La AFIP pondrá su sistema informático. La Presidenta podría firmar un decreto.
El flamante superintendente de Salud, Ricardo Bellagio, comenzará a trabajar desde mañana en un esquema para liberar en forma gradual unos 3.000 millones de pesos que están retenidos en una cuenta especial en el Banco Nación y que serán repartidos entre las obras sociales.

La información fue confirmada por el funcionario quien, con la medida, estará dando respuestas al principal reclamo que mantienen los dirigentes gremiales.

La metodología que se aplicará para empezar a "gotear" ese dinero está en discusión e incluirá una ingeniería cuyos resultados se conocerán en las próximas semanas. El ministro de Salud, Juan Manzur, seguirá al detalle cada movimiento e informará a Cristina Kirchner de cada paso que se dé. Es que, en torno a estos millonarios recursos se juega una intensa puja de poder en la interna sindical.

También se involucró en el asunto la AFIP que pondrá a disposición su sistema informático para ver de qué forma se canalizará el dinero.

Respecto a este tema, Bellagio ya conversó con el director general de recursos de la seguridad social, Iván Budassi.

También dialogaron sobre la necesidad de que haya una autorización del Poder Ejecutivo -podría ser mediante un decreto presidencial- para que ese flujo de dinero sea liberado.

"Se estará determinando en las próximas semanas una formula para llevar adelante una distribución equitativa, y el monto que reciba cada uno dependerá de la contraprestación en el servicio de salud que brinde ", puntualizaron en la Superintendencia.

Es por eso que los próximos días arrancará una auditoría global por todas las obras sociales. "Se va a relevar la situación de todas las entidades para ver cómo están gestionando, qué necesidades existen y en qué situaciones se encuentran los controles de gastos correspondientes", argumentaron desde el organismo.

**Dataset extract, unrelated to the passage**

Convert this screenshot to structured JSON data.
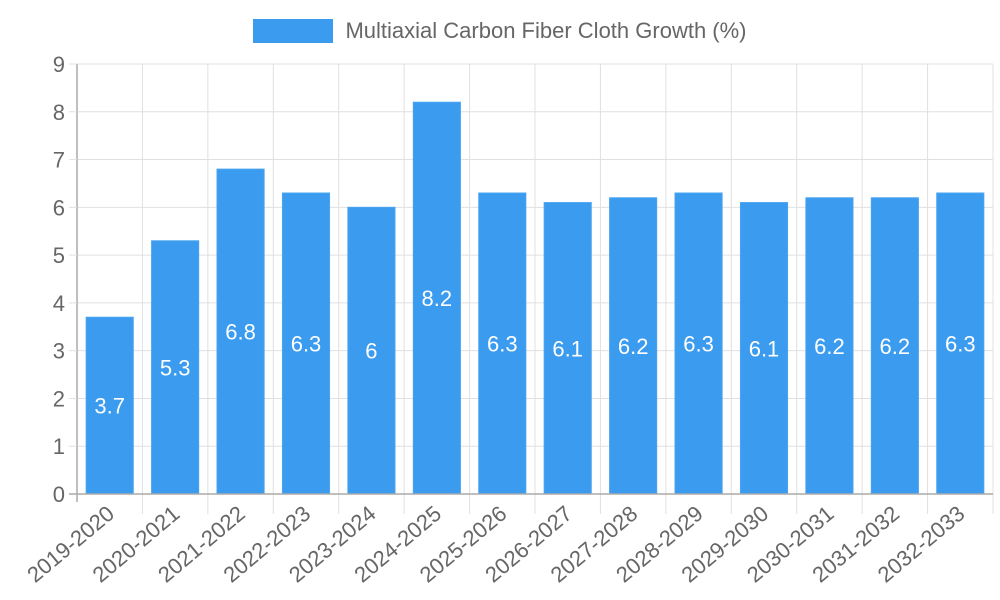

Desde la Superintendecia puntualizaron además que hay unos 3.000 millones de pesos retenidos que forman parte del Fondo Solidario de Redistribución (FSR). Ese fondo se forma con un porcentaje de entre el 10 y 20% de los aportes y las contribuciones que hacen los afiliados y los empleadores a las obras sociales.

Aparte, hay en juego otros $930 millones que se manejan en la Administración de Programas Especiales (APE), y cuyo control se disputan Moyano y sus rivales. La titularidad de esa área quedó vacante tras el cinematográfico despido de Mario Koltan, apenas 48 horas después de haber asumido.

Por ahora Bellagio asegura que no se hará cargo de ese sillón caliente, aunque las versiones sobre una posible fusión entre la Súper y el APE siguen creciendo.

De todos estos temas tiene previsto dialogar Bellagio en los próximos días con diferentes referentes gremiales. El objetivo del funcionario es no quedar pegado a un sector porque eso podría recalentar la interna sindical.

La decisión de destrabar estos fondos no causó sorpresa entre los sindicalistas. Era una señal que esperaban luego de que Moyano pidió "disculpas" y sus rivales decidieron mantenerse dentro de la CGT. Julio de Vido ya prepara un encuentro con todos ellos.